Most people have heard of the well-known online social influence monitor Klout, but are businesses making the most of it, and how exactly does it determine a social media influence score?
What people may not know is that Klout is based on an accounts’ overall social media influence, not just on Twitter. It gives each account a score between 1 and 100 (100 being the highest) based on how often it is posted from, the amount of followers/friends/likes it has, and their interaction with that account.
By authorising all social media outlets to the app, it generates a better overall score. AM recently compiled a list of its AM100 Twitter influencers, but it was incorrect, simply because Klout cannot determine Twitter influence specifically, unless the accounts analysed only have their Twitter account linked.
For example, Perrys has 5,616 Twitter followers and a Klout score of 68 and has authorised five platforms (see the symbols below Perrys’ information).
However, Porsche Retail, which has 9,393 Twitter followers, has authorised Twitter only but has almost as high a Klout, with 62.
Dick Lovett – with 2,783 Twitter followers – has authorised 13 social media platforms to its Klout account, to reach a Klout score of 64.
Our ‘AM100’s top 20 social media influencers’ list will be out very soon, so make sure all your business’s social media accounts are authorised at www.klout.com.
How much does Klout matter?
Some car dealers are so concerned with their Klout score they have sleepless nights if it drops by one point.
Social Advisors’ Simon Ryan told AM: “The algorithm that calculates your Klout score is indeed based on volume of followers, your posts and the interaction of your followers with your posts.
“So you can just post a lot, follow lots of people randomly and get a great Klout score. You can also be a genuine social media user and get a great Klout score. So the issue for
me is; what is the value of something that can be so easily manipulated?

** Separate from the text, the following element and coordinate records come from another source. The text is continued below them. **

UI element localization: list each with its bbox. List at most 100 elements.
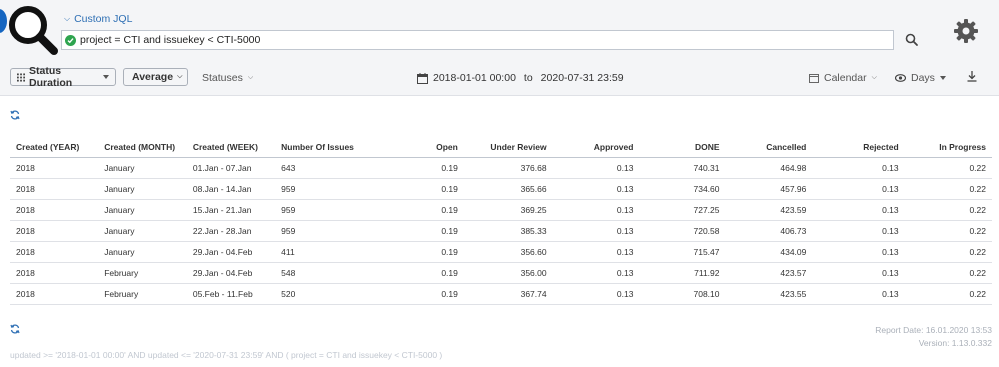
column-header[interactable]: Approved: [552, 137, 640, 158]
time-unit-dropdown[interactable]: Days: [895, 72, 946, 84]
report-date: Report Date: 16.01.2020 13:53: [875, 325, 992, 335]
caret-down-icon: [939, 76, 946, 80]
aggregation-label: Average: [132, 71, 174, 83]
table-cell: 05.Feb - 11.Feb: [186, 283, 276, 305]
report-version: Version: 1.13.0.332: [918, 338, 992, 348]
table-cell: 0.22: [904, 178, 992, 200]
table-cell: 0.19: [390, 157, 464, 179]
table-cell: 2018: [10, 199, 99, 221]
calendar-icon: [417, 72, 428, 84]
table-cell: January: [98, 157, 187, 179]
table-cell: 434.09: [725, 241, 813, 263]
check-circle-icon: [65, 34, 76, 46]
table-cell: 711.92: [639, 262, 726, 284]
gear-icon[interactable]: [953, 18, 979, 44]
table-row: 2018 January 29.Jan - 04.Feb 411 0.19 356.60 0…: [10, 241, 992, 263]
table-cell: 959: [275, 220, 391, 242]
table-cell: 0.13: [812, 262, 905, 284]
table-cell: 0.19: [390, 283, 464, 305]
column-header[interactable]: Number Of Issues: [275, 137, 391, 158]
table-header-row: Created (YEAR) Created (MONTH) Created (…: [10, 137, 992, 158]
table-cell: 376.68: [463, 157, 553, 179]
table-cell: 2018: [10, 157, 99, 179]
table-cell: 0.22: [904, 262, 992, 284]
table-cell: 464.98: [725, 157, 813, 179]
jql-query-text: project = CTI and issuekey < CTI-5000: [80, 34, 261, 46]
table-cell: 423.55: [725, 283, 813, 305]
table-cell: 365.66: [463, 178, 553, 200]
calendar-label: Calendar: [824, 72, 867, 84]
table-cell: 0.19: [390, 220, 464, 242]
table-cell: 2018: [10, 241, 99, 263]
refresh-icon[interactable]: [10, 324, 20, 334]
refresh-icon[interactable]: [10, 110, 20, 120]
table-cell: 0.19: [390, 178, 464, 200]
statuses-label: Statuses: [202, 72, 243, 84]
table-cell: 0.13: [812, 241, 905, 263]
date-range-picker[interactable]: 2018-01-01 00:00 to 2020-07-31 23:59: [417, 72, 624, 84]
table-cell: 708.10: [639, 283, 726, 305]
table-cell: 0.13: [812, 283, 905, 305]
table-cell: 0.13: [812, 199, 905, 221]
table-row: 2018 January 08.Jan - 14.Jan 959 0.19 365.66 0…: [10, 178, 992, 200]
table-cell: 0.13: [812, 178, 905, 200]
chevron-down-icon: ⌵: [247, 74, 254, 81]
custom-jql-toggle[interactable]: ⌵ Custom JQL: [64, 13, 132, 25]
statuses-dropdown[interactable]: Statuses ⌵: [202, 72, 253, 84]
column-header[interactable]: Created (YEAR): [10, 137, 99, 158]
table-cell: 959: [275, 199, 391, 221]
table-cell: February: [98, 283, 187, 305]
calendar-dropdown[interactable]: Calendar ⌵: [809, 72, 877, 84]
search-icon[interactable]: [904, 32, 920, 48]
calendar-icon: [809, 74, 819, 83]
column-header[interactable]: Created (WEEK): [186, 137, 276, 158]
report-type-dropdown[interactable]: Status Duration: [10, 65, 116, 89]
table-cell: 423.57: [725, 262, 813, 284]
top-bar: ⌵ Custom JQL project = CTI and issuekey …: [0, 0, 999, 96]
custom-jql-label: Custom JQL: [74, 13, 133, 25]
table-cell: 406.73: [725, 220, 813, 242]
table-cell: 0.13: [552, 199, 640, 221]
date-to-label: to: [523, 72, 533, 84]
column-header[interactable]: Under Review: [463, 137, 553, 158]
table-cell: 2018: [10, 220, 99, 242]
column-header[interactable]: DONE: [639, 137, 726, 158]
table-cell: 01.Jan - 07.Jan: [186, 157, 276, 179]
column-header[interactable]: Cancelled: [725, 137, 813, 158]
table-cell: 385.33: [463, 220, 553, 242]
grid-icon: [17, 72, 26, 82]
column-header[interactable]: Open: [390, 137, 464, 158]
table-cell: 0.19: [390, 262, 464, 284]
download-icon[interactable]: [967, 71, 977, 82]
table-row: 2018 January 22.Jan - 28.Jan 959 0.19 385.33 0…: [10, 220, 992, 242]
chevron-down-icon: ⌵: [177, 73, 183, 80]
table-cell: 720.58: [639, 220, 726, 242]
table-cell: 520: [275, 283, 391, 305]
date-from: 2018-01-01 00:00: [433, 72, 516, 84]
table-cell: 29.Jan - 04.Feb: [186, 241, 276, 263]
table-cell: 0.13: [812, 157, 905, 179]
table-row: 2018 January 01.Jan - 07.Jan 643 0.19 376.68 0…: [10, 157, 992, 179]
side-panel-handle[interactable]: [0, 9, 7, 33]
table-cell: February: [98, 262, 187, 284]
table-cell: 715.47: [639, 241, 726, 263]
table-cell: 643: [275, 157, 391, 179]
table-cell: 0.22: [904, 241, 992, 263]
column-header[interactable]: In Progress: [904, 137, 992, 158]
chevron-down-icon: ⌵: [64, 14, 71, 23]
table-cell: 457.96: [725, 178, 813, 200]
aggregation-dropdown[interactable]: Average ⌵: [123, 68, 188, 86]
column-header[interactable]: Rejected: [812, 137, 905, 158]
jql-query-input[interactable]: project = CTI and issuekey < CTI-5000: [61, 30, 894, 50]
table-cell: 2018: [10, 178, 99, 200]
magnifier-logo-icon: [9, 6, 58, 55]
table-cell: 0.13: [552, 178, 640, 200]
table-cell: 0.22: [904, 283, 992, 305]
table-cell: 2018: [10, 283, 99, 305]
table-cell: 356.60: [463, 241, 553, 263]
table-cell: 0.22: [904, 220, 992, 242]
column-header[interactable]: Created (MONTH): [98, 137, 187, 158]
table-cell: 734.60: [639, 178, 726, 200]
table-cell: 548: [275, 262, 391, 284]
table-cell: January: [98, 220, 187, 242]
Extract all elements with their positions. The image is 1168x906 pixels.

“To be honest, I like the gamification that Klout enables. You can create some rivalry between friends, clients or staff on who has the best Klout score.”
There have been reports that Klout can be manipulated; for example, you could choose not to link a social media platform, if it is perhaps performing worse than others, so as not to affect your score. But to get a true representation of how a business is performing on social media, it is best to link everything.
The American Genius publication reported tips on increasing or, ‘gaming’ Klout, the first being to schedule posts:
“If you post something on Facebook and get 40 comments from people with low Klout scores, your Klout score won’t alter (even though so many people interacted), but if you have 20 comments from people with high Klout scores, your Klout score will improve. But ‘likes’ do increase your Klout score.”
It also detailed that Google+ is apparently less complicated and Klout is “happy if you’re a one-hit wonder”.
According to the publication, Instagram can also be manipulated. The photo app announced in March 2015 that it had reached 200 million users and may be a good platform for dealers to showcase their showrooms, improvements, workshop activity, happy customers (who are happy for their picture to be taken), and stock profiles.
By posting four pictures a day, four hours apart, it will drastically improve an account’s engagement. Taking the time to ‘like’ other peoples’ pictures that are active at the same time as you will also improve an account’s Klout score.